I'm not being clear. X^a is a function for converting finishes (X) into probabilities (X^a). Once you have a (I'll get to how you get it in a minute) the function tells you your probability of any given finish. If a = 0.5 then your probability of finishing in the top 10% (X = 0.1) is 0.1^0.5 = 0.32. Your probability of finishing in the top half (X = 0.5) is 0.5^0.5 = 0.71.

So a is a measure of your skill. a = 1 means your finish in the tournament is random, you're as likely to come in first as last. a > 1 means you have less than an average chance of winning. a = 2, for example, means your chance of finishing in the top half (X = 0.5) is 0.5^2 = 0.25. So only one time in four will you even be in the top half. a < 1 means you're more likely than average to finish in the top half.

To estimate a, I asked the question, what a would make your actual finishes (0.04, 0.15, 0.33 and 0.47) the most likely? It takes a little math, but the answer comes down to:

ln(a)/(1-a) = [ln(0.04) + ln(0.15) + ln(0.33) + ln(0.47)]/4

This isn't a formula for a, but you can find the a that solves it using Excel or other methods. It happens to be a = 0.2857. You can check that:

ln(0.2857)/(1 - 0.2857) = [ln(0.04) + ln(0.15) + ln(0.33) + ln(0.47)]/4

So that's how you use a and how you find a.

AaronBrown

08-28-2005, 11:11 AM

I can't promise you a Normal distribution, but this looks very much like one given the sample size. The standard deviation appears to be about 3.25. The jagged peaks are not unusual, you've sliced the data pretty thin. Nothing is exactly Normal, and there are some minor deviations in your data, but nothing that would invalidate most methods based on Normal theory.

VivaLaViking

08-28-2005, 03:32 PM

Thank you for your patience. I have a simple query about the precedence of operation on the relationship you quoted. Is this the same as you cited?
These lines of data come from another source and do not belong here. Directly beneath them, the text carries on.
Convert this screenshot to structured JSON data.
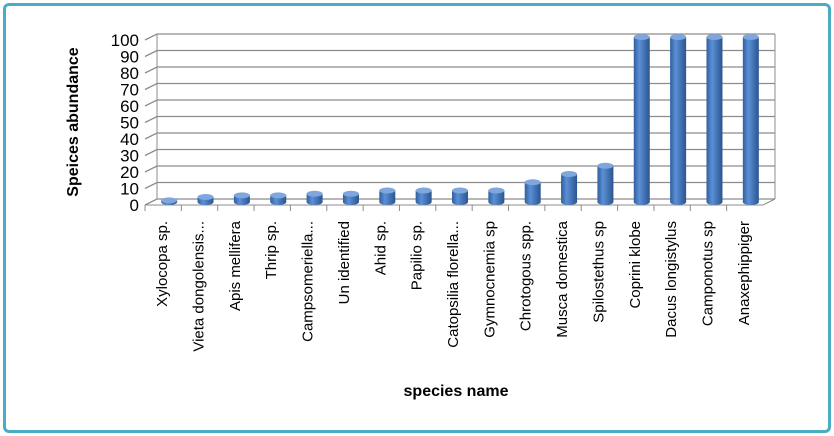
{
  "chart_data": {
    "type": "bar",
    "style": "3d-cylinder",
    "title": "",
    "xlabel": "species name",
    "ylabel": "Speices abundance",
    "ylim": [
      0,
      100
    ],
    "yticks": [
      0,
      10,
      20,
      30,
      40,
      50,
      60,
      70,
      80,
      90,
      100
    ],
    "grid": true,
    "bar_color": "#4f81bd",
    "border_color": "#4bacc6",
    "categories": [
      "Xylocopa sp.",
      "Vieta dongolensis...",
      "Apis mellifera",
      "Thrip sp.",
      "Campsomeriella...",
      "Un identified",
      "Ahid sp.",
      "Papilio sp.",
      "Catopsilia florella...",
      "Gymnocnemia sp",
      "Chrotogous spp.",
      "Musca domestica",
      "Spilostethus sp",
      "Coprini klobe",
      "Dacus longistylus",
      "Camponotus sp",
      "Anaxephippiger"
    ],
    "values": [
      1,
      3,
      4,
      4,
      5,
      5,
      7,
      7,
      7,
      7,
      12,
      17,
      22,
      100,
      100,
      100,
      100
    ]
  }
}
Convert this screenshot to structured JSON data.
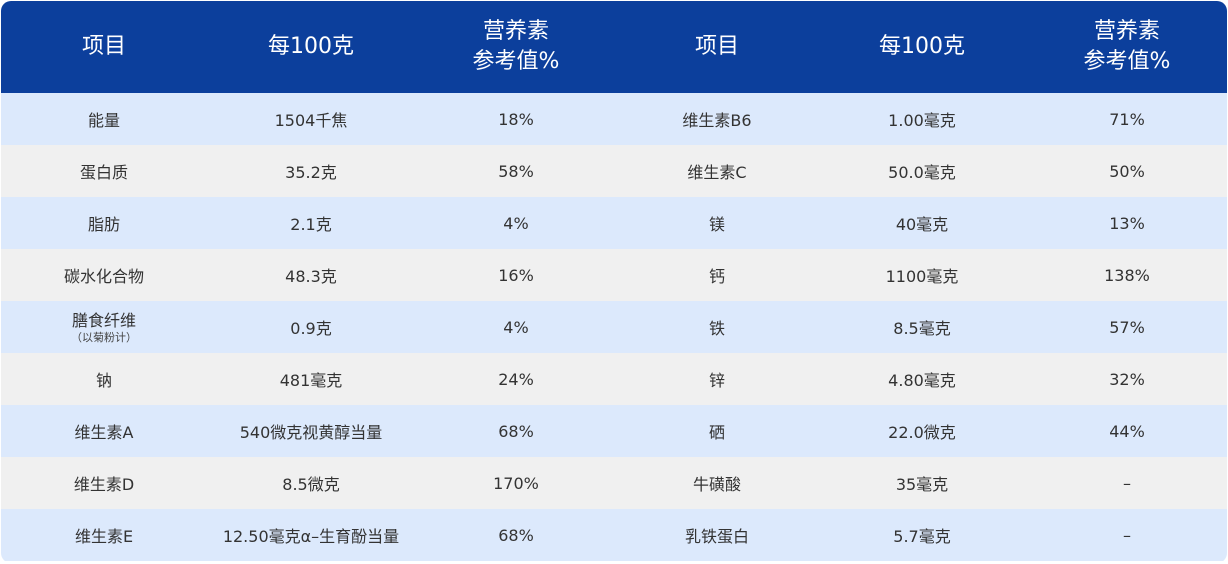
{
  "header": {
    "col1": "项目",
    "col2": "每100克",
    "col3_line1": "营养素",
    "col3_line2": "参考值%",
    "col4": "项目",
    "col5": "每100克",
    "col6_line1": "营养素",
    "col6_line2": "参考值%"
  },
  "rows": [
    {
      "item": "能量",
      "item_sub": "",
      "per100": "1504千焦",
      "nrv": "18%",
      "item2": "维生素B6",
      "per100_2": "1.00毫克",
      "nrv2": "71%"
    },
    {
      "item": "蛋白质",
      "item_sub": "",
      "per100": "35.2克",
      "nrv": "58%",
      "item2": "维生素C",
      "per100_2": "50.0毫克",
      "nrv2": "50%"
    },
    {
      "item": "脂肪",
      "item_sub": "",
      "per100": "2.1克",
      "nrv": "4%",
      "item2": "镁",
      "per100_2": "40毫克",
      "nrv2": "13%"
    },
    {
      "item": "碳水化合物",
      "item_sub": "",
      "per100": "48.3克",
      "nrv": "16%",
      "item2": "钙",
      "per100_2": "1100毫克",
      "nrv2": "138%"
    },
    {
      "item": "膳食纤维",
      "item_sub": "（以菊粉计）",
      "per100": "0.9克",
      "nrv": "4%",
      "item2": "铁",
      "per100_2": "8.5毫克",
      "nrv2": "57%"
    },
    {
      "item": "钠",
      "item_sub": "",
      "per100": "481毫克",
      "nrv": "24%",
      "item2": "锌",
      "per100_2": "4.80毫克",
      "nrv2": "32%"
    },
    {
      "item": "维生素A",
      "item_sub": "",
      "per100": "540微克视黄醇当量",
      "nrv": "68%",
      "item2": "硒",
      "per100_2": "22.0微克",
      "nrv2": "44%"
    },
    {
      "item": "维生素D",
      "item_sub": "",
      "per100": "8.5微克",
      "nrv": "170%",
      "item2": "牛磺酸",
      "per100_2": "35毫克",
      "nrv2": "–"
    },
    {
      "item": "维生素E",
      "item_sub": "",
      "per100": "12.50毫克α–生育酚当量",
      "nrv": "68%",
      "item2": "乳铁蛋白",
      "per100_2": "5.7毫克",
      "nrv2": "–"
    }
  ],
  "colors": {
    "header_bg": "#0c3f9c",
    "row_odd_bg": "#dce9fc",
    "row_even_bg": "#f0f0f0"
  }
}
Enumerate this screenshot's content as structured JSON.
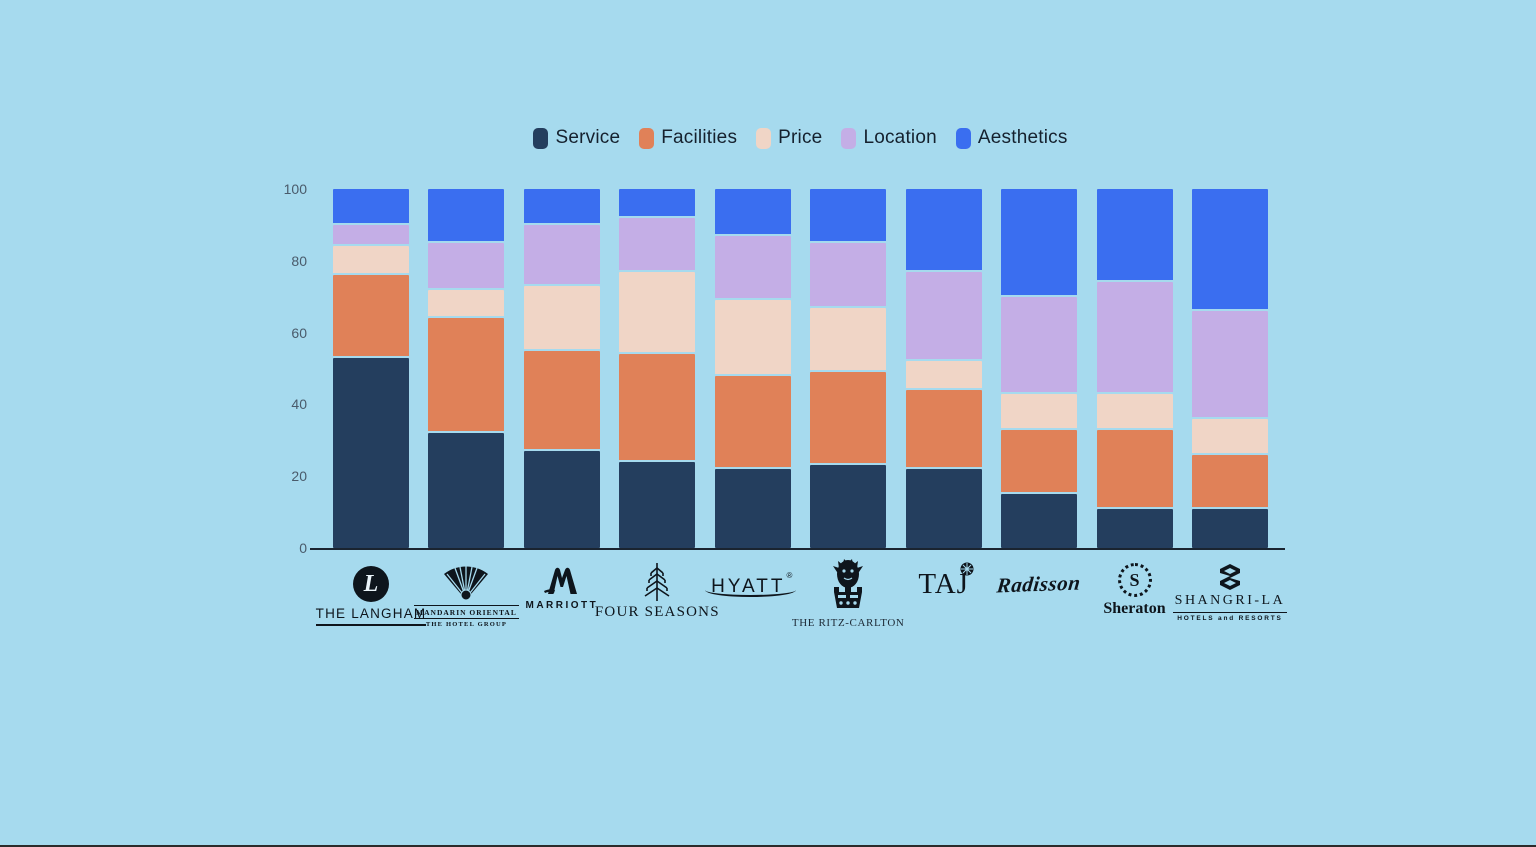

ln(a) . . [ln(0.04) + ln(0.15) + ln(0.33) + ln(0.47)]
----- = ----------------------------------------
1 - a . . . . . . . . . . . . . . 4

If so, I will try to isolate the varable, a

ln(a) . . ln(0.04 * 0.15 * 0.33 * 0.47)
----- = -------------------------------
1-a . . . . . . . . . 4

I am initialy tempted to raise the L.H.S.'s and R.H.S.'s numerator to e. It's been a while (lol)